Selling gas to Europe for $500 per 1,000 cu m, and the proportional growth in prices in the CIS in 2009, Gazprom could earn an additional $15 billion, said UniCredit Aton analyst Pavel Sorokin.
Everyone is convinced that gas prices will rise further, said a BASF manager. He said he was not familiar with Miller's forecast, but hoped the price would not reach $1,000 per 1,000 cu m.
But it might happen, objected Troika Dialog's Yevgeny Gavrilenkov. The price spike may be painful for Europe, but it will survive the shock. If oil price reaches $250 per bbl, the dollar to euro ratio will hit 2:1 instead of the current 1.61:1, which means the prices won't rise so high in Europe, he added.
Surging oil and gas prices could be even more dangerous for Russia than for Europe. If money is flowing freely into Russia's economy, Russia will face hyperinflation.
"No one has made any estimates yet, but it is obvious that such prices ($250 per bbl of oil and $1,000 per 1,000 cu. m. of gas) will entail double-digit inflation figures, the first one being 'two'," a Russian Finance Ministry official said. In this situation the best the ministry could do is to channel the superprofits into the oil and gas reserve fund. However, unlike Gavrilenkov, the ministry official described these figures as "fantastic."
Fuel prices surging to these levels would bring a global recession which would hit everyone severely, warned Adam Sieminski, Deutsche Bank's economist. Even a growth in gas prices to $500 is enough to slow down the global economy similar to the early 1980s situation. The IMF estimated each $25 per bbl increment in the global oil price cuts global GDP by 0.5%, Sieminski said. With average yearly oil prices at $125 per bbl, the global economy will grow by 3.5% in 2008, and only by 2% if the oil price reaches $200.
RBC Daily
Gazprom to spend $24 billion on Far Eastern gas pipeline
Energy giant Gazprom wants to build unprecedentedly expensive gas pipelines in Russia. A 2,035-km pipeline linking Sakhalin Island with Khabarovsk and Vladivostok will cost an estimated $21-24 billion, depending on the number of compressor stations enroute.
Analysts said every 1,000 meters plus the required infrastructure would cost $10-11 million, exceeding the price of Nord Stream, a projected offshore pipeline between Vyborg, Russia, and Greifswald, Germany, reportedly the most expensive gas transport project in Europe until now.
There are plans to launch construction of the Sakhalin-Khabarovsk-Vladivostok gas pipeline in September 2009 and to complete it in late 2011, Gazprom's deputy CEO Alexander Annanenkov told a special conference in Vladivostok.

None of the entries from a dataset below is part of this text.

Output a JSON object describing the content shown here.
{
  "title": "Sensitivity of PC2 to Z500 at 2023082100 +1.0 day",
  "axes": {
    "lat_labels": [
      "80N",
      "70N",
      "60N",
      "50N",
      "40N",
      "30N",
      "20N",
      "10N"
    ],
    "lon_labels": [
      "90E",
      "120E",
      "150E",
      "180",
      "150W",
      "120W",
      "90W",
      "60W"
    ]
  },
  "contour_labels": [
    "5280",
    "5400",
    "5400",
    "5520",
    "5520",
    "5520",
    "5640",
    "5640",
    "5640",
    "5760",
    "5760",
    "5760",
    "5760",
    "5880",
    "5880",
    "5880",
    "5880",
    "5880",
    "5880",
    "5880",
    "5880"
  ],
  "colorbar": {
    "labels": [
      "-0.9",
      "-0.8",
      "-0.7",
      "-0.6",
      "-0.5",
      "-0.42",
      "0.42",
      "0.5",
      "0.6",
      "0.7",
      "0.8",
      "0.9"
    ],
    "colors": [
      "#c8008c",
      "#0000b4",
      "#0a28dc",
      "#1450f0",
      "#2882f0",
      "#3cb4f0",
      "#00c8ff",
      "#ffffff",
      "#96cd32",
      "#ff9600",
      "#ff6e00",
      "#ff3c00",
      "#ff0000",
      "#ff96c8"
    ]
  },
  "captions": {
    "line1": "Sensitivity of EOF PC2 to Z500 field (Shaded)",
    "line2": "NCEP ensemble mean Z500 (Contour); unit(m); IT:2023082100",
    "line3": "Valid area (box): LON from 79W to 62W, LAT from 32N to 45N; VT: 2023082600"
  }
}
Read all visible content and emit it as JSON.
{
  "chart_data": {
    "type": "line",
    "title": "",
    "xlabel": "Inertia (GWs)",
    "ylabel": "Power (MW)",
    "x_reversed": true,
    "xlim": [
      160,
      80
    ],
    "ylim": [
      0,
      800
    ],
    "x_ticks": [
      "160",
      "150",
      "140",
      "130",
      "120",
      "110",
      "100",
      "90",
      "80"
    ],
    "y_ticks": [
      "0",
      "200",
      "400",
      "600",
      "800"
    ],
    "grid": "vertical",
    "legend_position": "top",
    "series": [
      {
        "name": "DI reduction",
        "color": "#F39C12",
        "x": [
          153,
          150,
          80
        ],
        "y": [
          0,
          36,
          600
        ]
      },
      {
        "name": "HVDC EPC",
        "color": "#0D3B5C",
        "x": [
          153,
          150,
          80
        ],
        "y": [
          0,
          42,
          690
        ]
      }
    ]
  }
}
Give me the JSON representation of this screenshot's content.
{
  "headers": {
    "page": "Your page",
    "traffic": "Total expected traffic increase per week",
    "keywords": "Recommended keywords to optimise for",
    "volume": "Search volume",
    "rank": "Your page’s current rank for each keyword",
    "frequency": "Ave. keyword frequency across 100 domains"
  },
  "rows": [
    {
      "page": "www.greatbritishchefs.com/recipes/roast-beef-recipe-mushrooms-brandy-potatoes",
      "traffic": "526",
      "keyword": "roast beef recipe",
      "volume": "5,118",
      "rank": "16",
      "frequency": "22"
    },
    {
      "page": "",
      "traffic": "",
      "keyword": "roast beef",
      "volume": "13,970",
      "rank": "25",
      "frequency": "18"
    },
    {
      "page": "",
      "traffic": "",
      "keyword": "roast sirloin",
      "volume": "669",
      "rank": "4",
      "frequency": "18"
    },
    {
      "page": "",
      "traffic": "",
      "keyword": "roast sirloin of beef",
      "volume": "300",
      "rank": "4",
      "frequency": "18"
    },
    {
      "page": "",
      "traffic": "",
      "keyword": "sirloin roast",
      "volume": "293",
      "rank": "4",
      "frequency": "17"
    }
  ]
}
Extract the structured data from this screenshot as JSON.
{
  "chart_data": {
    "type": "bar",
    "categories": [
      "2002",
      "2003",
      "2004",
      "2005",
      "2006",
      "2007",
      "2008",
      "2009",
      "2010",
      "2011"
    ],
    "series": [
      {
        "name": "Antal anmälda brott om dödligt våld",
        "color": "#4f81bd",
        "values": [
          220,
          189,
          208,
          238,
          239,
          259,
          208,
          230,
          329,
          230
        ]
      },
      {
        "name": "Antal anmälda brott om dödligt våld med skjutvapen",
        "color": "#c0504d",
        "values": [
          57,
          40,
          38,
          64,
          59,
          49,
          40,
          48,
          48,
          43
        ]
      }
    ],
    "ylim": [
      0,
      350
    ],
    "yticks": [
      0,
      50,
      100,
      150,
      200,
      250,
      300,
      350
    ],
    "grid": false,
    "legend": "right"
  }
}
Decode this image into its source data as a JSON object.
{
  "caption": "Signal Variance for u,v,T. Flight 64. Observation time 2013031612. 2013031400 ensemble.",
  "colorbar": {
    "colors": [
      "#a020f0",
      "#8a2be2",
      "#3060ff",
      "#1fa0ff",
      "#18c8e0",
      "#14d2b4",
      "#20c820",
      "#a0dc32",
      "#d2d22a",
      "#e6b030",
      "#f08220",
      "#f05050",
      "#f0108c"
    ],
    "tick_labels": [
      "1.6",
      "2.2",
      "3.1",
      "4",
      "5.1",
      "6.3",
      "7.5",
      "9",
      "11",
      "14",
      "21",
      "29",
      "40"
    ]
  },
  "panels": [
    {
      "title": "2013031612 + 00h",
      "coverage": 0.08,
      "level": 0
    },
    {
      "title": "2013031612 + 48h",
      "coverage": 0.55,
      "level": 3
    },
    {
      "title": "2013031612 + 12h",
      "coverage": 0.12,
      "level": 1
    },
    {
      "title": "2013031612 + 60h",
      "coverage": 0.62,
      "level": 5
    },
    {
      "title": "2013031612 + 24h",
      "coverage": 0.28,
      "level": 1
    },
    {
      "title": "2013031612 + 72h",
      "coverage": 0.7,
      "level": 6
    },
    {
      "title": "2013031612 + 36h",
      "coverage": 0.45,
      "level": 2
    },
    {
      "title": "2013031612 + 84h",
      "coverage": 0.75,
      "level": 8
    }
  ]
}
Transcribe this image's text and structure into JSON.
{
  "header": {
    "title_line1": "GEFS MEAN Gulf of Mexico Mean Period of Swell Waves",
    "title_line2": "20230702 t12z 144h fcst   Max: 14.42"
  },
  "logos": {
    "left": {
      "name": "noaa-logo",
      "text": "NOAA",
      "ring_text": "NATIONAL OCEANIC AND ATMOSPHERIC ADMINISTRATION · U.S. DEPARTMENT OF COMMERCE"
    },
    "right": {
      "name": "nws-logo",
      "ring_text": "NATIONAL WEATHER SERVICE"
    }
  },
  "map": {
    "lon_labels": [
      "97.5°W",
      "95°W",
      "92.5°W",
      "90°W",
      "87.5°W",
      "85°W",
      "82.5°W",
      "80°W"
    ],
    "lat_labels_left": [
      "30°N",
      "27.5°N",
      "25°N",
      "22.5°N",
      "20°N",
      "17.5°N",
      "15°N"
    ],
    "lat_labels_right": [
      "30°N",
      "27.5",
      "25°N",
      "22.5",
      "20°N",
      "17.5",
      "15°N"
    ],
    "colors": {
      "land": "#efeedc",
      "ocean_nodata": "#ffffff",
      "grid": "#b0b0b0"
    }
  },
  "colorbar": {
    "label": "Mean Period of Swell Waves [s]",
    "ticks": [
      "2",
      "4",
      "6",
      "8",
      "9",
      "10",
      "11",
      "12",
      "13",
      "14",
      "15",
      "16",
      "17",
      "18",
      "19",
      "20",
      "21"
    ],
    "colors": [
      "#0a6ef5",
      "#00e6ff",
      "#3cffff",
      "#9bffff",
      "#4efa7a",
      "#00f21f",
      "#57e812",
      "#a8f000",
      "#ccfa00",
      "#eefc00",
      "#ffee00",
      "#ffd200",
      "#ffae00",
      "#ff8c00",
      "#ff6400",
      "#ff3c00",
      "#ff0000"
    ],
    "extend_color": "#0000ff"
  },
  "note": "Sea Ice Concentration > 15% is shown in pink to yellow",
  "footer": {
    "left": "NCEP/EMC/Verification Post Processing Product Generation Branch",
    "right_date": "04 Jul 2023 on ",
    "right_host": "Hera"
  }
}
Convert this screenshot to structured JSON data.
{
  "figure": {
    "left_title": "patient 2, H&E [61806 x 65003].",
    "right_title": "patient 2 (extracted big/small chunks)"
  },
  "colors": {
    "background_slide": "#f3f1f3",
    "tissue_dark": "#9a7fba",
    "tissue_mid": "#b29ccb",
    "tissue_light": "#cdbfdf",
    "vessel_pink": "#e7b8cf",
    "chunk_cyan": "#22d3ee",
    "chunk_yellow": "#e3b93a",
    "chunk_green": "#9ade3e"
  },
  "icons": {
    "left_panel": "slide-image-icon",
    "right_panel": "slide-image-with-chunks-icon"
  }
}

Annanenkov said the feasibility study would be completed by November 2008, and that experts would start analyzing all the documentation and reports next April. Gazprom Invest Vostok, a Gazprom subsidiary, will implement the project.
Mikhail Krutikhin, a partner at the RusEnergy consultancy firm, said Gazprom analysts had estimated average pipeline construction costs at $2-6 million per every 1,000 meters last year.
He said a general plan for expanding the Russian gas sector allotted just $8.6-14.5 billion for building pipelines in Eastern Siberia and the Russian Far East from 2006 till 2030, depending on their connection to the Unified Gas Supply System.
Mikhail Korchemkin, managing director of East European Gas Analysis, a consulting company, said it would be cheaper to build an undersea gas pipeline from Sakhalin to Vladivostok, and that the 2,400-km Project Nord Stream cost 50% less at 7.5 billion euros.
Analysts said the 40% rise in metal prices last year, rising construction costs and high shipping costs for equipment and materials had made the pipeline more expensive.
Korchemkin said expenses could be cut several-fold if Gazprom did not buy the Sakhalin-Komsomolsk-on-Amur pipeline that had reached peak capacity.